Hacking local defaults into GConf

It’s very useful to create a limited JHBuild moduleset that builds just a tiny portion of GNOME. We do this for GNOME Shell and it allows people to get GNOME Shell running in just a few minutes without debugging build problems in a gigantic pile of modules. However a persistent problem with doing this is GConf defaults. Because people are testing within their current session, instead of running a completely new session, the gconfd is the system installed gconfd and is looking in the system defaults database for schemas. But the install rules for the jhbuilt modules can’t install schemas there. So the applications don’t get the right default values.
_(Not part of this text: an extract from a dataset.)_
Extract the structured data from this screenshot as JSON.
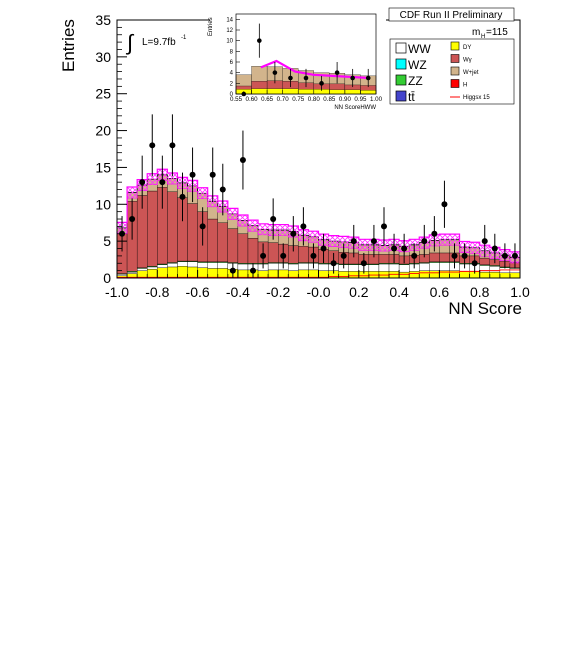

We’ve known for a long time that the right thing to do is to have the application read the defaults information directly; as well as fixing this problem with multiple installlation prefixes, it increase robustness. dconf and GSettings will work this way. But I wanted a quick fix for the gnome-shell JHbuild, not an entire new subsystem. So, today I sat down and wrote gconf-defaults-hack.

gconf-defaults-hack is a small LD_PRELOAD library (yep, yuck), that intercepts two core calls from libgconf: gconf_engine_get_fuller() and gconf_engine_get_default_from_schema(). First these functions are executed as normally, but then if they fail and no default at all was found, the hack library goes and looks in $sysconfdir/etc/gconf/schemas to see if it can find the defaults itself. Obviously, parsing even through a small set of schema XML files on every lookup would be prohibitive, so the first time a lookup is triggered, all the schema files are read at once, and the extracted defaults written to a SQLite database. As long as the mtime of the schema files don’t change, subsequent lookups will continue to use the same database.

You can clone it from git://git.fishsoup.net/gconf-defaults-hack (browse; README)

Is there some better way of making a non-system install of an application work without modifying or hacking GConf? If you know of such, speak up. Would this be better as a modification to libgconf? Conceptually, probably, yes, and making such a modification could be an interesting project for someone. But I was most interested in getting this working without thinking too much about what was long-term supportable.

4 Comments

  1. Posted June 8, 2009 at 6:20 am | Permalink

    Don’t know how much applicable is this to GNOME Shell, but in Sugar we are launching the shell inside a new session bus. As we are using GConf D-BUS, we don’t have the issue you are seeing.

  2. Owen
    Posted June 8, 2009 at 7:24 am | Permalink

    Using a separate session makes a lot of sense for running a nested environment. But ‘gnome-shell –replace’ replaces the user’s existing window manager, and should integrate with logout, the screensaver, etc, so it’s probably not to applicable for us. (Or for someone just JHBuilding a single application.) There are maybe also potential synchronization problems if you have two gconfd’s both writing to the same user database?

  3. Ray Strode
    Posted June 9, 2009 at 2:54 pm | Permalink

    Another idea might be to just add a $GCONF_SOURCE_PATH_FILE environment variable that points to a file in your jhbuild install root (say ~/gnome-shell/install/etc/gnome-shell/gconf-path) which has something like:

    # pull from jhbuild gconf config source for schemas
    xml:readonly:$(HOME)/gnome-shell/install/etc/gconf/gconf.xml.defaults

    # but use system gconf database for settings
    include /etc/gconf/2/path

    Would require a small patch to gconf though to check $GCONF_SOURCE_PATH_FILE before trying GCONF_CONFDIR/path though.

    • Owen
      Posted June 10, 2009 at 8:28 am | Permalink

      Hmm, changing the path for gconfd isn’t really an option, since we are using the user’s normal gconfd from the enclosing session.

      Though maybe an option would be to patch libgconf to allow an extra of local sources to read *after* querying the engine:

      export GCONF_FALLBACK_SOURCES=xml:readonly:$(HOME)/gnome-shell/install/etc/gconf/gconf.xml.defaults

      Then we could add GConf to the jhbuild, and schema installation would go into the local directory (because we’re using the locally build gconftool), and we could set the environment variable.

      Certainly cleaner than my approach. The main disadvantage I see is that we couldn’t work with both gconf-dbus and normal gconf, since we’d have to jhbuild one or the other. Are any Linux distros using gconf-dbus?